Magdalene Walters, University of Notre Dame

Abstract: Dengue is a vector-borne disease common to countries of tropical climates. The global incidence of dengue has grown tremendously in recent years, primarily impacting lesser developed countries. Dengvaxia, a dengue vaccine developed by Sanofi Pasteur, was introduced in 2015, however it’s variation of effectiveness in those who have not experienced natural infection has shed light on the importance of small-scale variation in communities experiencing dengue. Mosquito-borne diseases have been shown to vary in transmission intensity between areas of different socioeconomic status. To date, no other studies have examined the implications of small-scale spatial variation (i.e. neighborhood-level) of dengue transmission between areas of varying socioeconomic status on Dengvaxia campaigns. This study utilized a modified SIR framework to examine the implications of differing vaccination campaigns between two areas of varying transmission intensities which experience travel between each area. It was hypothesized that targeted vaccination campaigns in one neighborhood with high transmission intensity would benefit an unvaccinated nearby area with low transmission intensity. The effectiveness of vaccination campaigns was evaluated at both individual and population levels through calculation of the relative risk of symptomatic infection and the proportion of cases averted respectively. Vaccination with Dengvaxia was found to reduce the risk of symptomatic infection for individuals and to avert up to ~8% of cases at the population level in both communities. This work has implications for vaccination campaigns in communities that experience spatial heterogeneity in transmission, including that due to socioeconomic status.
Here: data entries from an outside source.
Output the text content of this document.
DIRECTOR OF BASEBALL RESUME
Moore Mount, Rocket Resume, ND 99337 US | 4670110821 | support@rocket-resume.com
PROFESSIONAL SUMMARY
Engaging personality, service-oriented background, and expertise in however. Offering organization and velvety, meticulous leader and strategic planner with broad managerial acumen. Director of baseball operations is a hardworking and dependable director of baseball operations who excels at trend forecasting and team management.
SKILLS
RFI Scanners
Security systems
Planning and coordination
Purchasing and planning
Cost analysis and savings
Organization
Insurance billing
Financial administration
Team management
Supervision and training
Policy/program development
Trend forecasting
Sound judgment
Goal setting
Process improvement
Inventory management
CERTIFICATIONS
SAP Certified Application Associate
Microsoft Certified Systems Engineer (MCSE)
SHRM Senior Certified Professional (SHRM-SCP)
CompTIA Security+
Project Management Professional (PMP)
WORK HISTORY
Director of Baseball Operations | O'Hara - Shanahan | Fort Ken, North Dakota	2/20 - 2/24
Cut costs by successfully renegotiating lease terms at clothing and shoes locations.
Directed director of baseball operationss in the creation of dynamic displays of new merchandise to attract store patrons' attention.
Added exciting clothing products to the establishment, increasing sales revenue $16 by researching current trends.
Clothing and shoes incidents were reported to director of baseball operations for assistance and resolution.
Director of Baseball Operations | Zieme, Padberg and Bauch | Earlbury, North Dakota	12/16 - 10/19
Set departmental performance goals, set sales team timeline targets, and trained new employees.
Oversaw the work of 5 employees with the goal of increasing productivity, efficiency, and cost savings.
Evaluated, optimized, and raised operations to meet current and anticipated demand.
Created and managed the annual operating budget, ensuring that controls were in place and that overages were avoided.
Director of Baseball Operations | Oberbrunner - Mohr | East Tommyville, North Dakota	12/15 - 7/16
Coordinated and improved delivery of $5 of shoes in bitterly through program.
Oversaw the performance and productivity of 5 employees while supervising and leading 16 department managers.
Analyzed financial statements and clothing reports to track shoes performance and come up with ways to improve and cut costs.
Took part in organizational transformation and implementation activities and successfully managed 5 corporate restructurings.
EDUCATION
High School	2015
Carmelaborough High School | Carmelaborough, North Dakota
The safety of atovaquone-proguanil for the prevention and treatment of malaria in pregnancy: A systematic review

Kristin Andrejko, University of Notre Dame

Abstract: Malaria infection poses a significant risk in pregnancy, yet chemoprophylaxis for pregnant women is limited. While atovaquone-proguanil (AP) is efficacious for malaria prophylaxis and treatment, it is not recommended for use in pregnancy due to insufficient safety evidence. A systematic review was conducted to evaluate the incidence of adverse outcomes after accidental or intentional atovaquone-proguanil (AP) exposure during pregnancy. Following PRISMA guidelines, the authors identified publications which reported on infant outcomes after exposure to atovaquone, proguanil, or AP in pregnancy. Of 455 records identified in the literature search, 16 studies were included: ten AP studies and six proguanil studies. The overall proportions and 95% confidence intervals of adverse outcomes reported for the 446 women exposed to AP include miscarriage (8.08% CI: 5.07, 12.08%), stillbirth (1.05% CI: 0.03, 5.73%), early neonatal death (0% CI: 0, 7.4%), and congenital anomalies (2.56% CI: 1.28, 4.53%). The overall rates of adverse outcomes after maternal exposure to AP or proguanil were similar to expected rates in comparable epidemiological settings. The limited available data suggest that AP may be a promising option for use in pregnancy, but further data are needed to ascertain the safety of AP in pregnancy. *This work was supported and conducted in collaboration with the Division of Parasitic Diseases at the Centers for Disease Control & Prevention (CDC).

Bio: Kristin is a Science-Business major at the University of Notre Dame. Living in Walsh Hall, Kristin is also involved with The Shirt, Club Jump Rope, and the Hesburgh-Yusko Scholars Program. She is interested in researching epidemiological studies to evaluate interventions aimed at malaria elimination.